Limit Inactive Time
Topic 2 Page 11
Inactive time (not including nap time or eating) when children are seated for more than 30 minutes at a time should be limited to one time a week or less.
Children learn through interacting with their environment. Children need opportunities to leave their seats and explore the space around them. The longer children sit, the less focused they become. Activities that call for children to sit for long periods of time promote an inactive lifestyle.
If children are inactive for long periods of time, they can be at risk for problems associated with being overweight, even if active during other parts of the day.
- Set reasonable expectations for children’s behavior during activities. Use hand or verbal signals to tell children to maintain control during active play.
- Develop a routine for moving between active play and seated or indoor activities. Children respond well to clear and consistent instructions.
- Have a training for staff to show them how to use activity in classroom lesson plans.
- Use active learning in daily lesson plans, allowing for children to learn through movement.
- Check daily schedules to ensure staff include enough activity time. Ask staff for ideas to shorten inactive times.
Limit TV Time
Television or videos should be rarely or never shown in the child care program.

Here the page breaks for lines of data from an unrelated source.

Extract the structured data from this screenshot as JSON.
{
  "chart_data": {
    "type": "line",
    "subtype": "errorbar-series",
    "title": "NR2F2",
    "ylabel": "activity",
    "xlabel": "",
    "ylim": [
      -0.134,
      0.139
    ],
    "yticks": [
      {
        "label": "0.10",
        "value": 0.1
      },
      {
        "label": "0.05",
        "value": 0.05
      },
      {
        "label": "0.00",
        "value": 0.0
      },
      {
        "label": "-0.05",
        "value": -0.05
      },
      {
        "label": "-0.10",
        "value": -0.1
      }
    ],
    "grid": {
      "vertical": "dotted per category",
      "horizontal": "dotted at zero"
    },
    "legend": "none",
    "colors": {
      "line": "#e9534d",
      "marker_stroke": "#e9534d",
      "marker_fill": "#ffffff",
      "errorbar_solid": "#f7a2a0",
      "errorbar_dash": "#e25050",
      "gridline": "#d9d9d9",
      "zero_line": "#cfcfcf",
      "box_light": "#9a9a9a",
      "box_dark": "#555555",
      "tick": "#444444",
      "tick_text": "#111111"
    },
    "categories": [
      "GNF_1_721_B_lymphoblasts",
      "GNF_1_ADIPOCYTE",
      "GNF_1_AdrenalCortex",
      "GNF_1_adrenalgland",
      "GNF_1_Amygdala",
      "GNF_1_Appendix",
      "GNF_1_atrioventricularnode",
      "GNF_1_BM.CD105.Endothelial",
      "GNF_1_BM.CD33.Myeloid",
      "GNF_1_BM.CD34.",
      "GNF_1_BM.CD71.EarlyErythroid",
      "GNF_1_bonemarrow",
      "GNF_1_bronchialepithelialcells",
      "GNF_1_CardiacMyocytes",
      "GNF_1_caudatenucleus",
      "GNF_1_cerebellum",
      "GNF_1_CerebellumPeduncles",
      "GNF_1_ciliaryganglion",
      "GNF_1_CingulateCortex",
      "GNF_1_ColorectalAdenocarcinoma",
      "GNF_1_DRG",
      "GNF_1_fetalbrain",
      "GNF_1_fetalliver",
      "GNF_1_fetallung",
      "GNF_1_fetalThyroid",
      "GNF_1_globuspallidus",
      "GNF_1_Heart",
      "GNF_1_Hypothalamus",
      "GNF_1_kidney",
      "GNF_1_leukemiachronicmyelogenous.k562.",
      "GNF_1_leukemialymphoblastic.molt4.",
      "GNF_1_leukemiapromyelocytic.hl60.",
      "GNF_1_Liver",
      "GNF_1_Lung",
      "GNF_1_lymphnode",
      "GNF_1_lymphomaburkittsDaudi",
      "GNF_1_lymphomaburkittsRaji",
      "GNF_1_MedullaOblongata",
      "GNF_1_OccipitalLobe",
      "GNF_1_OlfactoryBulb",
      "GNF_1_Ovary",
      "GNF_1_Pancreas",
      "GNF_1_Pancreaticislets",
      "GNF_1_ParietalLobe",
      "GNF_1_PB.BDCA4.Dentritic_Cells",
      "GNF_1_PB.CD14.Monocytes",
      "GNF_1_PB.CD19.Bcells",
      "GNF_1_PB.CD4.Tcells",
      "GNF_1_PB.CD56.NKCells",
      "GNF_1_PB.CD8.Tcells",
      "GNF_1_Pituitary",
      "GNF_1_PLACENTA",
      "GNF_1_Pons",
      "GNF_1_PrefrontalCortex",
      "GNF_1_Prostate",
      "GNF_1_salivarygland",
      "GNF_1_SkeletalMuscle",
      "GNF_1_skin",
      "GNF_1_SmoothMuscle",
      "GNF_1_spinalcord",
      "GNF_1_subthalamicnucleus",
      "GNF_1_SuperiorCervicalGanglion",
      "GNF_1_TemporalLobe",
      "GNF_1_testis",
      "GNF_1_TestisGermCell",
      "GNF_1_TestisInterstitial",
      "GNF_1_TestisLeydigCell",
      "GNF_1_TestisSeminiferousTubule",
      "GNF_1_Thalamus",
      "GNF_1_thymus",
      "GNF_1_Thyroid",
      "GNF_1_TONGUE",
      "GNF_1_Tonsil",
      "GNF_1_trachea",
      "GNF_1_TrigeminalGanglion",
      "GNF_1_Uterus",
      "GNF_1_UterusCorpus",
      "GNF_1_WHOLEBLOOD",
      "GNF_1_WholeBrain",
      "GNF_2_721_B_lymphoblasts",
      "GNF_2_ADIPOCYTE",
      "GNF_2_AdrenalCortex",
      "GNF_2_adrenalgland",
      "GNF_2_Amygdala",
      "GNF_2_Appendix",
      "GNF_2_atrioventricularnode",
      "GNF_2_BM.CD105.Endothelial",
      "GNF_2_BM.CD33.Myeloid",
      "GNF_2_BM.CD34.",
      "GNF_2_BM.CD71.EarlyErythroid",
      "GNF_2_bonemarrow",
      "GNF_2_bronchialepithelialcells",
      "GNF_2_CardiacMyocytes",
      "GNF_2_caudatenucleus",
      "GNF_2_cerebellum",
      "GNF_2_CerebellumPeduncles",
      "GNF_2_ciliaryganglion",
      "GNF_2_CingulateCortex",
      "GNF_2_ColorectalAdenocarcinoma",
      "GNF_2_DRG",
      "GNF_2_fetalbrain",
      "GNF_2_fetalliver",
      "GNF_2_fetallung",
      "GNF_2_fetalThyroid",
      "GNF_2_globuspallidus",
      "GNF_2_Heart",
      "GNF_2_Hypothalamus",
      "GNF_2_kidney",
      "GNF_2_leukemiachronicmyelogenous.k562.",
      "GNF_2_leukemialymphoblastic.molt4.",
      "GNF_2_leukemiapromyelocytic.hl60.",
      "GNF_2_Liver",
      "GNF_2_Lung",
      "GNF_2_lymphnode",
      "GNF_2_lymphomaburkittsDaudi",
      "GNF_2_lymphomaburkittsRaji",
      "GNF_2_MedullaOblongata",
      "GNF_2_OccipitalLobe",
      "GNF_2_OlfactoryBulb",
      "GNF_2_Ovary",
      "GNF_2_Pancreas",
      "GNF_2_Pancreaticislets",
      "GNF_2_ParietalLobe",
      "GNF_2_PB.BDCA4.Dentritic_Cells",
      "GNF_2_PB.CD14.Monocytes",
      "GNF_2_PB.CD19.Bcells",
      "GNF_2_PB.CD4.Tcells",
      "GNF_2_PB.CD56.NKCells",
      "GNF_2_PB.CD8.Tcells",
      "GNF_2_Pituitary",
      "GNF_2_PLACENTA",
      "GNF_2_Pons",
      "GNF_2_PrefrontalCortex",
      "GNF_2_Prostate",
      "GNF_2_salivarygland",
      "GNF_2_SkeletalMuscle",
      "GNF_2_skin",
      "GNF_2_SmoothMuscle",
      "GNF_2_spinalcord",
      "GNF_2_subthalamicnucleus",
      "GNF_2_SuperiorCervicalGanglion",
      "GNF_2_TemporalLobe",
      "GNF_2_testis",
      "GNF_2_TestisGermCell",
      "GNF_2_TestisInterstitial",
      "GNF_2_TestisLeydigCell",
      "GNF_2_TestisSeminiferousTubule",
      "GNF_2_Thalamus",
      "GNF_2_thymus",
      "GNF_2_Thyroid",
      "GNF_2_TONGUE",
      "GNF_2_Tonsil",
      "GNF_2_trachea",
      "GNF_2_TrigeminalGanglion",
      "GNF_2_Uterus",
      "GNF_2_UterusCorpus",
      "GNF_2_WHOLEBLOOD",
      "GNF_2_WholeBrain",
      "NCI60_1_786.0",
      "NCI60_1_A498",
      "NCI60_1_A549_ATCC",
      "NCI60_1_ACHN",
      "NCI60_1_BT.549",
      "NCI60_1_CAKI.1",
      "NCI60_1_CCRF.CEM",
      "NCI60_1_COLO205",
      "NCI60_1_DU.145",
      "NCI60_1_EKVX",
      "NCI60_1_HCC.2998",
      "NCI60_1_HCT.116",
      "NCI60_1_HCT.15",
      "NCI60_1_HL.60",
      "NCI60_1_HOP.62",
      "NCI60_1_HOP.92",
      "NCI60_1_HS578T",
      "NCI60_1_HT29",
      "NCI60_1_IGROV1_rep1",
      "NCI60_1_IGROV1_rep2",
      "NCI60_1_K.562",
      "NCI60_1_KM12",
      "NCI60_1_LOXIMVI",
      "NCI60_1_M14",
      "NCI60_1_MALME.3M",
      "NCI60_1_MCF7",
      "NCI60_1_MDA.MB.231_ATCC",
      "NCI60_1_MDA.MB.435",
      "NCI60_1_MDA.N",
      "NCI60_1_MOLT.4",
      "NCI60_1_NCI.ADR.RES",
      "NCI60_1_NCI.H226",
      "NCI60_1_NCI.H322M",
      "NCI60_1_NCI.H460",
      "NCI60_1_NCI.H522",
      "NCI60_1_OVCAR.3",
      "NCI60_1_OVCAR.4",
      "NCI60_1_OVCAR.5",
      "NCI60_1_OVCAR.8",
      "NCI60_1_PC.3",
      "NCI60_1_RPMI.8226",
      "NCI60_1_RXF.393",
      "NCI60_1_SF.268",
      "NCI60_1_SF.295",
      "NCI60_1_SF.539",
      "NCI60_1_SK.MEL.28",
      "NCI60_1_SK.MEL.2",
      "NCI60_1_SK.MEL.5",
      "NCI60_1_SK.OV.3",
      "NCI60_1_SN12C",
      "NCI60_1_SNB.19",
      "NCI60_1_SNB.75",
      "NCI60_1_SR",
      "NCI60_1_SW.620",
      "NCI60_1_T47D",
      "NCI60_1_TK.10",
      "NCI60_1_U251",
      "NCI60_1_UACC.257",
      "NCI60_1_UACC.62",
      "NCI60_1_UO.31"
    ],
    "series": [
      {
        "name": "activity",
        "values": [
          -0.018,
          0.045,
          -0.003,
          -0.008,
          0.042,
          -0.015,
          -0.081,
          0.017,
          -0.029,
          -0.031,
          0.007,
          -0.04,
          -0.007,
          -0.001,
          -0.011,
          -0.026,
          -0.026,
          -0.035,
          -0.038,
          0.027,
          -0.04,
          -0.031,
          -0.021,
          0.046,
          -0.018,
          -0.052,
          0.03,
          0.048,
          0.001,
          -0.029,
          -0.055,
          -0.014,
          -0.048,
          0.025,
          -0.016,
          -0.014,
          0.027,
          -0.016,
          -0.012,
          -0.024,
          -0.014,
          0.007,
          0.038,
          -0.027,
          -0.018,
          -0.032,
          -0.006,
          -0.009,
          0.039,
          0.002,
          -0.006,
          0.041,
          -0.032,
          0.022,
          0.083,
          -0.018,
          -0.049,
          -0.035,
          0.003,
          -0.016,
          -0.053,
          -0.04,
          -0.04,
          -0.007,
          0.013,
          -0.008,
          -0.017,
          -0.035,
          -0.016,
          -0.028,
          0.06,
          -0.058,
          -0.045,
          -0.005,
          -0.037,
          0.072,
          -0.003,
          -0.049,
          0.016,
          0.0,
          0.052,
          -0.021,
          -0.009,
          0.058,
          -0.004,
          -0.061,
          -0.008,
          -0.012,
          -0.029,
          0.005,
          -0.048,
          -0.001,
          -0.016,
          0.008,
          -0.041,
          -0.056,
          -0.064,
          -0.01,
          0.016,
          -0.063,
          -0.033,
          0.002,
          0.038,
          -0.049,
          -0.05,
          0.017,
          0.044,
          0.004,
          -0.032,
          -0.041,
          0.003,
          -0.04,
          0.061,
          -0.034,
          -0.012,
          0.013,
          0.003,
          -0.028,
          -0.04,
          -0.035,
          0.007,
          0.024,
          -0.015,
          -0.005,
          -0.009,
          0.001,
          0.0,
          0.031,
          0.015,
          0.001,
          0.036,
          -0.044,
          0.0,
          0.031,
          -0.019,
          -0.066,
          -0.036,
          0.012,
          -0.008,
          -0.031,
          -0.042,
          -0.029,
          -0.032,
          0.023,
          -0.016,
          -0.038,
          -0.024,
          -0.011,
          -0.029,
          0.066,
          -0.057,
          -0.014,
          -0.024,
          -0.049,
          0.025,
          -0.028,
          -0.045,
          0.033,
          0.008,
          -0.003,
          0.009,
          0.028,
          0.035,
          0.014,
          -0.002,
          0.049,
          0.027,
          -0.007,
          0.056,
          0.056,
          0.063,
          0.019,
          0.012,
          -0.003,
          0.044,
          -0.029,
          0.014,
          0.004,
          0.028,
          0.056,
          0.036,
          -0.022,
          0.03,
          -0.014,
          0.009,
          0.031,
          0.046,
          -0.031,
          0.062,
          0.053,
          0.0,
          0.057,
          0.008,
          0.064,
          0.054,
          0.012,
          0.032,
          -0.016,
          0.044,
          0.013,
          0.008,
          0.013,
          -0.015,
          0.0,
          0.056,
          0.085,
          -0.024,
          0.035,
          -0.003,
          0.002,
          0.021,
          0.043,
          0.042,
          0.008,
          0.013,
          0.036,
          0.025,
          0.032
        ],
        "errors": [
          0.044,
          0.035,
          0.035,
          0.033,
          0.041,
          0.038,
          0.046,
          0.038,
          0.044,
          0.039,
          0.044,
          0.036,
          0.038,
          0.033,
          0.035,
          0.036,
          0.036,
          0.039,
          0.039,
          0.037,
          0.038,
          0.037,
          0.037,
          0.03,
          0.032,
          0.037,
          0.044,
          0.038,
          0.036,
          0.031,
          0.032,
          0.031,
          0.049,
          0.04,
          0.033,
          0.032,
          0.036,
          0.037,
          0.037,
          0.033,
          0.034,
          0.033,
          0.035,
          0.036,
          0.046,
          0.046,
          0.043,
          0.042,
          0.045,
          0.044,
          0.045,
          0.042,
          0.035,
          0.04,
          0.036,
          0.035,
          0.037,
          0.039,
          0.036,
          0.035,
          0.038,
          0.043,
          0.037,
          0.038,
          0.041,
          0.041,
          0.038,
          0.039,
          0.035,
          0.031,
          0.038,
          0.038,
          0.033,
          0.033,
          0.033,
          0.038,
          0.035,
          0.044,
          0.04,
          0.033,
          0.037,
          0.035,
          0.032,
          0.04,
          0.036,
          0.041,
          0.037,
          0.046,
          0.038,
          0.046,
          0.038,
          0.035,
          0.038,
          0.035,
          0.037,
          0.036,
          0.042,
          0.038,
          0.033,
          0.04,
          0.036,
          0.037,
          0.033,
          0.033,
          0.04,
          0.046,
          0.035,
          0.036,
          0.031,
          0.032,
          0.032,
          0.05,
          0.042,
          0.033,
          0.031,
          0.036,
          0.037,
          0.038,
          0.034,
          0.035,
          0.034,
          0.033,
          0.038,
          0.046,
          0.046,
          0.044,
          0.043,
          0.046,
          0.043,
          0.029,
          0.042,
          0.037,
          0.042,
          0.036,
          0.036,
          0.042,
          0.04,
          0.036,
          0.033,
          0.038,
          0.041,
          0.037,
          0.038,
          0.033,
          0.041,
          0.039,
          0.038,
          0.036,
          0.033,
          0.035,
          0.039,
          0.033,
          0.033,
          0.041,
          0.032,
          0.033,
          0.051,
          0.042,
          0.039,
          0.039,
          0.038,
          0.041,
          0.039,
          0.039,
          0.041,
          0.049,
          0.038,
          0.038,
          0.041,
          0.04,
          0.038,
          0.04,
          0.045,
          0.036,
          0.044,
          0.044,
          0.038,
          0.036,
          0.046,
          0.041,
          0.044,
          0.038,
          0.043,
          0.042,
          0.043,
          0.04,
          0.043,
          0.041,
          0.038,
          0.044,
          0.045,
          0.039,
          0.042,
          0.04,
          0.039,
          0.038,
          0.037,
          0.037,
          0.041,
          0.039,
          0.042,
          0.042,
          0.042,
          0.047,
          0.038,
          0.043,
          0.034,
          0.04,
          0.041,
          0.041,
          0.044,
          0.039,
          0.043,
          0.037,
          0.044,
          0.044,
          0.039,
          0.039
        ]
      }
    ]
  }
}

Television and videos work against the important educational activities that occur during care. According to the American Academy of Pediatrics, television viewing for preschool age children should be limited to one to two hours a day. Early childhood professionals provide a stimulating environment that is more enriching than television viewing. Recent research has associated television viewing with being or becoming overweight. Supporting television viewing, especially for extended periods, may send mixed messages to children that this behavior is okay.